Por outro lado, para quem trabalha diariamente no trânsito e usa a Brasil como via principal de tráfego, a reativação pode ser encarada como algo ruim. O motorista Flávio Sampaio trabalha para uma empresa que realiza atendimentos em domicílio. Por isso, ele circula com o carro da empresa durante todo o dia pela cidade. Para Flávio, os radares são mais um exagero da Prefeitura e vão fazer com que ele tenha de redobrar o cuidado para não ser multado: “Os radares são os vilões do motorista. Muitas vezes, quando se está trabalhando, você tem que dirigir pensando em outras coisas e, de repente, surge um radar à sua frente e você o percebe tarde demais. Quando se está com o seu próprio carro, é uma coisa. Mas, com o carro da empresa, a situação piora, porque o patrão não perdoa as multas. Descontam do salário”.

Radar na avenida Brasil: fábrica de multas ou prevenção de acidentes?

Radar na avenida Brasil: fábrica de multas ou prevenção de acidentes?
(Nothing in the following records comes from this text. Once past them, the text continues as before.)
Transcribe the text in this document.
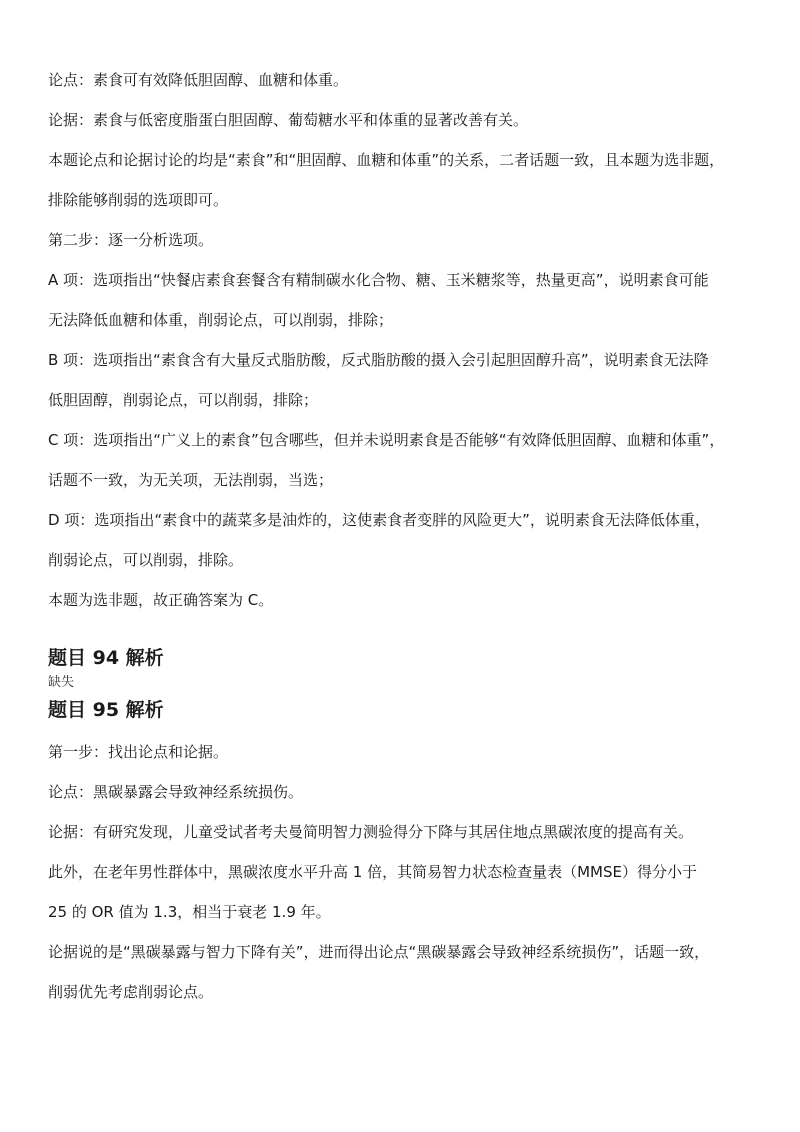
论点：素食可有效降低胆固醇、血糖和体重。

论据：素食与低密度脂蛋白胆固醇、葡萄糖水平和体重的显著改善有关。

本题论点和论据讨论的均是“素食”和“胆固醇、血糖和体重”的关系，二者话题一致，且本题为选非题，

排除能够削弱的选项即可。

第二步：逐一分析选项。

A 项：选项指出“快餐店素食套餐含有精制碳水化合物、糖、玉米糖浆等，热量更高”，说明素食可能

无法降低血糖和体重，削弱论点，可以削弱，排除；

B 项：选项指出“素食含有大量反式脂肪酸，反式脂肪酸的摄入会引起胆固醇升高”，说明素食无法降

低胆固醇，削弱论点，可以削弱，排除；

C 项：选项指出“广义上的素食”包含哪些，但并未说明素食是否能够“有效降低胆固醇、血糖和体重”，

话题不一致，为无关项，无法削弱，当选；

D 项：选项指出“素食中的蔬菜多是油炸的，这使素食者变胖的风险更大”，说明素食无法降低体重，

削弱论点，可以削弱，排除。

本题为选非题，故正确答案为 C。

题目 94 解析

缺失

题目 95 解析

第一步：找出论点和论据。

论点：黑碳暴露会导致神经系统损伤。

论据：有研究发现，儿童受试者考夫曼简明智力测验得分下降与其居住地点黑碳浓度的提高有关。

此外，在老年男性群体中，黑碳浓度水平升高 1 倍，其简易智力状态检查量表（MMSE）得分小于

25 的 OR 值为 1.3，相当于衰老 1.9 年。

论据说的是“黑碳暴露与智力下降有关”，进而得出论点“黑碳暴露会导致神经系统损伤”，话题一致，

削弱优先考虑削弱论点。
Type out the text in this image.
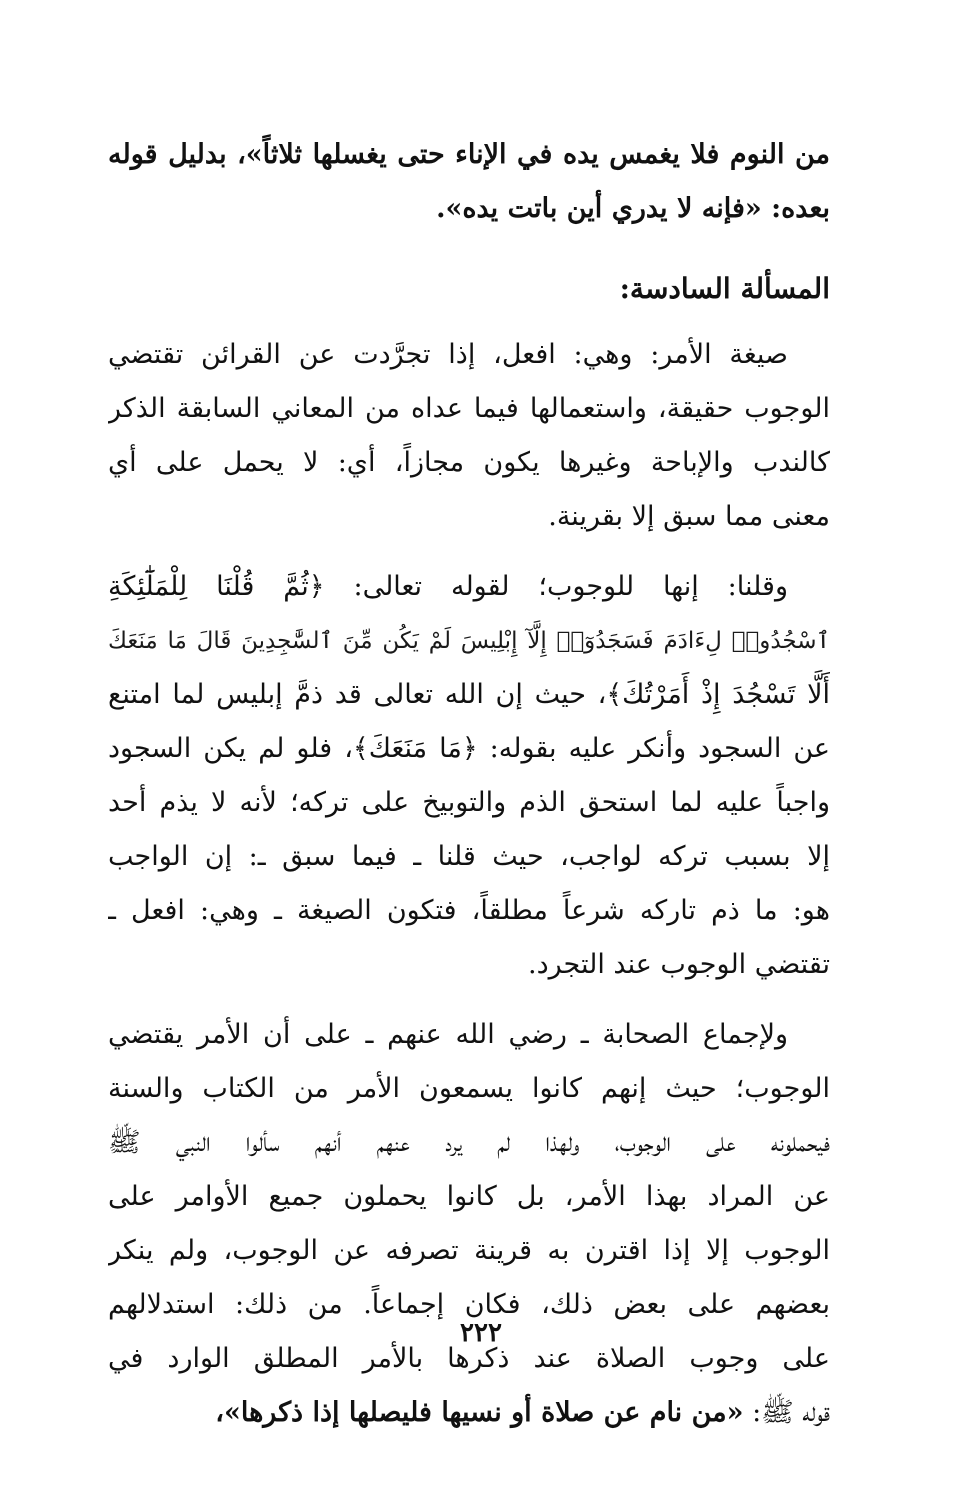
من النوم فلا يغمس يده في الإناء حتى يغسلها ثلاثاً»، بدليل قوله
بعده: «فإنه لا يدري أين باتت يده».
المسألة السادسة:
صيغة الأمر: وهي: افعل، إذا تجرَّدت عن القرائن تقتضي
الوجوب حقيقة، واستعمالها فيما عداه من المعاني السابقة الذكر
كالندب والإباحة وغيرها يكون مجازاً، أي: لا يحمل على أي
معنى مما سبق إلا بقرينة.
وقلنا: إنها للوجوب؛ لقوله تعالى: ﴿ثُمَّ قُلْنَا لِلْمَلَٰٓئِكَةِ
ٱسْجُدُوا۟ لِءَادَمَ فَسَجَدُوٓا۟ إِلَّآ إِبْلِيسَ لَمْ يَكُن مِّنَ ٱلسَّٰجِدِينَ قَالَ مَا مَنَعَكَ
أَلَّا تَسْجُدَ إِذْ أَمَرْتُكَ﴾، حيث إن الله تعالى قد ذمَّ إبليس لما امتنع
عن السجود وأنكر عليه بقوله: ﴿مَا مَنَعَكَ﴾، فلو لم يكن السجود
واجباً عليه لما استحق الذم والتوبيخ على تركه؛ لأنه لا يذم أحد
إلا بسبب تركه لواجب، حيث قلنا ـ فيما سبق ـ: إن الواجب
هو: ما ذم تاركه شرعاً مطلقاً، فتكون الصيغة ـ وهي: افعل ـ
تقتضي الوجوب عند التجرد.
ولإجماع الصحابة ـ رضي الله عنهم ـ على أن الأمر يقتضي
الوجوب؛ حيث إنهم كانوا يسمعون الأمر من الكتاب والسنة
فيحملونه على الوجوب، ولهذا لم يرد عنهم أنهم سألوا النبي ﷺ
عن المراد بهذا الأمر، بل كانوا يحملون جميع الأوامر على
الوجوب إلا إذا اقترن به قرينة تصرفه عن الوجوب، ولم ينكر
بعضهم على بعض ذلك، فكان إجماعاً. من ذلك: استدلالهم
على وجوب الصلاة عند ذكرها بالأمر المطلق الوارد في
قوله ﷺ: «من نام عن صلاة أو نسيها فليصلها إذا ذكرها»،
٢٢٢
Em Juiz de Fora, a média de mortes no trânsito é de 26 pessoas por ano. De janeiro a agosto de 2008, a Settra registrou cerca de 30 mil multas aplicadas na cidade. No mesmo período de 2009, foram emitidas 42 mil. O principal motivo do aumento é o excesso de velocidade, o que faz dos radares um incentivo para todos os motoristas dirigirem com mais cuidado.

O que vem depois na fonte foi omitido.